To estimate R0 from the equations describing the disease, we first establish a set of ordinary differential equations that describe the rates of change of uninfected, infected, and recovered populations. From this system of equations we can obtain a matrix called the Next Generation Matrix, which describes all the flows in and out of the disease states, and from this we can obtain the value of R0 through a method called spectral analysis (basically it is the dominant eigenvalue of this matrix). In this case we will have an equation which describes R0 in terms of the primary parameters in the differential equations, and in particular in terms of the number of daily contacts, the specific infectiousness of the disease when a contact occurs, and the recovery time. We can use this equation to fiddle with some parameters to see how R0 will change. For example, if we reduce the recovery time through treatment, will R0 drop? If we reduce the infectiousness by mask wearing, how will R0 drop? Or if we reduce the number of contacts by lockdowns, how will R0 drop? This gives us tools to assess the impact of various policies.

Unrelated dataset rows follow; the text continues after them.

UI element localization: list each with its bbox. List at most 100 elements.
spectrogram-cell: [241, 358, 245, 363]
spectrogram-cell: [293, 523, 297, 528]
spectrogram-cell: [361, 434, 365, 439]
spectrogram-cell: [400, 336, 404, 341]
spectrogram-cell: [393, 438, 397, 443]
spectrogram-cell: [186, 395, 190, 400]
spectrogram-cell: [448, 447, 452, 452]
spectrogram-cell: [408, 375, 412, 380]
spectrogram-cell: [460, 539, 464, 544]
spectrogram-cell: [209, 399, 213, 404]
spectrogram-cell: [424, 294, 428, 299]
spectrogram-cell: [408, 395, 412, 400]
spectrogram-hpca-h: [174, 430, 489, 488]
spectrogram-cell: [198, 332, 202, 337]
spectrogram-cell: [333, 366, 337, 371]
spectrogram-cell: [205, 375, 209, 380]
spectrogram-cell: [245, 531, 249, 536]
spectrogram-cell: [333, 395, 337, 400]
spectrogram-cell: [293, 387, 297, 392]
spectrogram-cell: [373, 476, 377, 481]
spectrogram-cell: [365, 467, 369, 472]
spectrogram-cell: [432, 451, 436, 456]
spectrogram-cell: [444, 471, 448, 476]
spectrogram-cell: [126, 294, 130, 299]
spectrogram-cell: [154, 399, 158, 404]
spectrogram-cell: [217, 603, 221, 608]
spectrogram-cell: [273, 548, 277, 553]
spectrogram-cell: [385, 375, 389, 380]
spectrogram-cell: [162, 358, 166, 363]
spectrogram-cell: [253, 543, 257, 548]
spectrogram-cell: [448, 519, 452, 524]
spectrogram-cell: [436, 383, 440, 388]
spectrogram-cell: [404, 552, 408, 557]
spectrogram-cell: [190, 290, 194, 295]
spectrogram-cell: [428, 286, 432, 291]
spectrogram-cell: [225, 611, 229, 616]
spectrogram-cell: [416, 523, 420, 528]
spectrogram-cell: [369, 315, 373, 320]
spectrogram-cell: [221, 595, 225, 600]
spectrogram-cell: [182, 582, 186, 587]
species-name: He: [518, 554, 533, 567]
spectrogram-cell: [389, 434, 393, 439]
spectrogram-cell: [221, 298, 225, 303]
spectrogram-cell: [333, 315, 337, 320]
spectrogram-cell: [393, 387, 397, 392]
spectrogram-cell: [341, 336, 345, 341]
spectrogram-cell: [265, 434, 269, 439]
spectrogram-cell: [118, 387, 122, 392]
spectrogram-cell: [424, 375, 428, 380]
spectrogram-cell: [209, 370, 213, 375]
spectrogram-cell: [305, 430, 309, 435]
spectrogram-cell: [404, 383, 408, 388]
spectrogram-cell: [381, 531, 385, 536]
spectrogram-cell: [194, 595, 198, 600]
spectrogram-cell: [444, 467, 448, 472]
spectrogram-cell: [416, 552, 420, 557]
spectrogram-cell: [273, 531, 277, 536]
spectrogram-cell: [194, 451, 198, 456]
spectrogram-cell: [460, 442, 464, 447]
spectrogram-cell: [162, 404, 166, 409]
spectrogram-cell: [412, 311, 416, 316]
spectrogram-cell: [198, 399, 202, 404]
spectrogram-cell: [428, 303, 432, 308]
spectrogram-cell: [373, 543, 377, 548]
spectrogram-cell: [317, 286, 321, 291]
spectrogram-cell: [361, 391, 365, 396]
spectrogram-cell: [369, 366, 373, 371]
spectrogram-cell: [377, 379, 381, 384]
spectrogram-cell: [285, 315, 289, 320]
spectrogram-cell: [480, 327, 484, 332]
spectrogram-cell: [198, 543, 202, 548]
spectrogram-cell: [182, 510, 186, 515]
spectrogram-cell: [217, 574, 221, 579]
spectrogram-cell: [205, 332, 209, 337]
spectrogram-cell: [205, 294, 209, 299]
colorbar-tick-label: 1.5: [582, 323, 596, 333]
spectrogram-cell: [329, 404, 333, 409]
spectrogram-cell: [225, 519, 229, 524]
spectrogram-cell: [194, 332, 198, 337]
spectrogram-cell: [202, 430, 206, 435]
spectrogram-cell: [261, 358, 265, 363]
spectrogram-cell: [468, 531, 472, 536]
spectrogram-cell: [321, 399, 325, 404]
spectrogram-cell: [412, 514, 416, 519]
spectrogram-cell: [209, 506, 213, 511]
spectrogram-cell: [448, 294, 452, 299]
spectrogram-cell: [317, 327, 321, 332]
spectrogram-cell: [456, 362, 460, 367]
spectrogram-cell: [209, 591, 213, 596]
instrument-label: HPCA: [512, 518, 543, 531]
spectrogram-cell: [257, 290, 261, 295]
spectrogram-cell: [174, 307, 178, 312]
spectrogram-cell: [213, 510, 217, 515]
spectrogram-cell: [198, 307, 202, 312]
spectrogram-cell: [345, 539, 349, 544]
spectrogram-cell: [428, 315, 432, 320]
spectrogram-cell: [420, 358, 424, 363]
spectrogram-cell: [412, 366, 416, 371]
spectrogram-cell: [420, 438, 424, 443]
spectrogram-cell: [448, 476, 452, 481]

In the early period of a new infectious disease people try to do rough and ready calculations of R0 based on the data series of infection numbers in the first few weeks of the disease. During this period the disease is still very vulnerable to random fluctuation, and is best described as a stochastic process. It is my opinion that in this early stage all diseases look like they have an R0 of 1.5 or 2, even if they are ultimately going to explode into something far bigger. In this outbreak, I think a lot of early estimates fell into this problem, and multiple papers were published showing that R0 was 2 or so, because the disease was still in its stochastic stage. But once it breaks out and begins infecting people with its full force, it becomes deterministic and only then can we truly understand its infectious potential. I think this means that early estimates of R0 are unreliable, and the UK government was relying on these early estimates. I think Asian governments were more sensible, possibly because they were in closer contact with China or possibly because they had experience with SARS, and were much more wary about under-estimating R0. I think this epidemic shows that it is wise to err on the side of over-estimation, because once the outbreak hits its stride any policies built on low R0 estimates will be either ineffective or, as we saw here, catastrophic.
But whatever the estimate of R0, any assumption that herd immunity can be achieved by allowing controlled infection of the population is an incredibly stupid, reckless, dangerous policy, and anyone advocating it should not be allowed near government!